Impact of unblinding:

If you unblind too many cases and if these cases become invalid for the statistical efficacy analysis in the clinical trial and NDA/MA, the entire trial and NDA/MA may lose statistical significance and fail. Companies should thus be very sure that the case must be unblinded for reporting purposes before unblinding.

Accidental Unblinding

If blinded members of the team obtain access to information which could reveal the treatment allocation of any participants in the trial, this will be treated as a protocol deviation and a potentially serious breach of GCP. 

Details of any such incident must be reported to the Investigator (CI), the trial manager and the ICRF Quality Assurance & Governance Manager in the first instance for evaluation and assessment. The CI will be responsible for onward reporting if required. Details of the error and any corrective and preventative actions implemented will be documented in the TMF, and will be provided to the statistician at the time of final analysis for consideration as to whether inclusion in the clinical study report is required.

13 Comments

  1. Ameet Pawar

    Hi Ramya,

    I had a question regarding the reporting requirements (HA and IRBs/sites) for post-trial access/expanded access programs. Are there any defined reporting guidance’s for such trials or would they be considered as clinical trials in terms of reporting. The participating countries in this trial are US, Canada, Germany, Hungary and Spain.

    1. Ramya

      Hi Ameet,

      There are different guidelines from authorities. For example FDA and also health Canada consider those cases to be submitted as clinical trials cases and ema GVP module 6 has guidelines for both solicited and unsolicited reporting guidelines of compassionate use cases

  2. Anonymous

    Hi Ramya
    What would your opinion be on AoSEs, is the sponsor required to conduct an analysis of similar events (AoSE) for comparator SUSARs, not just the Sponsor’s investigational drug?

      1. ameetpawar

        Hi Ramya,

        I am looking for guidance on Interventional Post Marketing Surveillance (PMS) Studies, if they should be considered Clinical or Post-Marketing. Usually PMS Studies are non-interventional and are reportable per post marketing requirements. However we have interventional post marketing studies and have no guidance.

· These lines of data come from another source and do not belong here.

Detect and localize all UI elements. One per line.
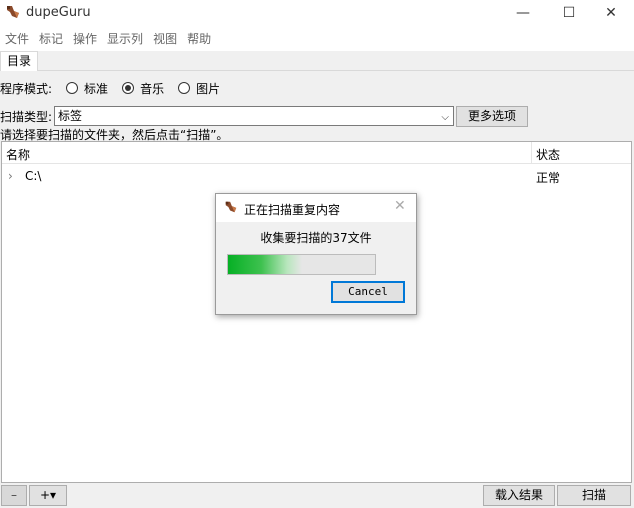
- dialog-message: 收集要扫描的37文件: [260, 231, 372, 245]
- tree-header: 名称 状态: [2, 142, 631, 164]
- tab-directories[interactable]: 目录: [0, 51, 38, 71]
- tree-row[interactable]: › C:\ 正常: [2, 166, 631, 186]
- dialog-title-bar: 正在扫描重复内容 ✕: [216, 194, 416, 222]
- progress-fill: [228, 255, 302, 274]
- menu-actions[interactable]: 操作: [68, 29, 102, 49]
- scan-type-wrapper: 标签 ⌵: [0, 106, 454, 126]
- close-icon[interactable]: ✕: [394, 198, 406, 214]
- scan-progress-dialog: 正在扫描重复内容 ✕ 收集要扫描的37文件 Cancel: [215, 193, 417, 315]
- mode-standard-radio[interactable]: 标准: [66, 80, 108, 97]
- minimize-button[interactable]: —: [500, 0, 546, 26]
- app-mode-label: 程序模式:: [0, 81, 53, 96]
- dupeguru-logo-icon: [225, 201, 237, 213]
- mode-music-radio[interactable]: 音乐: [122, 80, 164, 97]
- folder-status[interactable]: 正常: [536, 169, 560, 186]
- add-folder-button[interactable]: +▾: [29, 485, 67, 506]
- menu-columns[interactable]: 显示列: [102, 29, 148, 49]
- load-results-button[interactable]: 载入结果: [483, 485, 555, 506]
- column-divider[interactable]: [531, 142, 532, 164]
- radio-checked-icon: [122, 82, 135, 94]
- chevron-down-icon: ⌵: [441, 112, 449, 123]
- window-title: dupeGuru: [26, 5, 91, 20]
- menu-view[interactable]: 视图: [148, 29, 182, 49]
- maximize-button[interactable]: ☐: [546, 0, 592, 26]
- chevron-right-icon[interactable]: ›: [8, 169, 13, 183]
- scan-type-select[interactable]: 标签 ⌵: [54, 106, 454, 126]
- scan-type-value: 标签: [58, 109, 83, 123]
- mode-picture-radio[interactable]: 图片: [178, 80, 220, 97]
- column-header-name[interactable]: 名称: [6, 146, 30, 163]
- dialog-title: 正在扫描重复内容: [244, 203, 341, 217]
- menu-mark[interactable]: 标记: [34, 29, 68, 49]
- close-button[interactable]: ✕: [588, 0, 634, 26]
- remove-folder-button[interactable]: –: [1, 485, 27, 506]
- menu-file[interactable]: 文件: [0, 29, 34, 49]
- mode-picture-label: 图片: [196, 81, 221, 96]
- title-bar: dupeGuru — ☐ ✕: [0, 0, 634, 26]
- scan-button[interactable]: 扫描: [557, 485, 631, 506]
- menu-help[interactable]: 帮助: [182, 29, 216, 49]
- folder-path: C:\: [25, 169, 42, 183]
- bottom-bar: – +▾ 载入结果 扫描: [0, 485, 634, 508]
- mode-standard-label: 标准: [84, 81, 109, 96]
- app-mode-row: 程序模式: 标准 音乐 图片: [0, 79, 220, 97]
- progress-bar: [227, 254, 376, 275]
- mode-music-label: 音乐: [140, 81, 165, 96]
- cancel-button[interactable]: Cancel: [331, 281, 405, 303]
- radio-unchecked-icon: [178, 82, 191, 94]
- dupeguru-logo-icon: [7, 6, 19, 18]
- menu-bar: 文件 标记 操作 显示列 视图 帮助: [0, 29, 634, 49]
- column-header-status[interactable]: 状态: [536, 146, 560, 163]
- radio-unchecked-icon: [66, 82, 79, 94]
- tab-bar: 目录: [0, 51, 634, 71]
- more-options-button[interactable]: 更多选项: [456, 106, 528, 127]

        Per EMA, module VIII – Post-Authorization Safety Studies (PASS) studies are either clinical or non-interventional and Interventional PASS studies follow clinical reporting model. Would you know if interventional PMS study follow same guidance as well.

        Best
        Ameet

          1. Ameet Pawar

            Hi Ramya,

            Would you know if a sponsor has safety reporting obligations to EC/IRBs (worldwide) or would it fall under the remit of Investigators? I appreciate your assistance.

            Best
            Ameet

  3. Barbara Anne

    Hi Ramya,
    Thank you for providing valuable information to us.
    On local level the HA asks for the following:
    Reporting in CTs: Death as follow-up to an initial non-fatal SUSAR should be reported as a new initial SUSAR.

    In which international/EMA etc. document is it described in general, whether a case report should be treated as a new initial report or as a follow-up report and what are the respective criteria?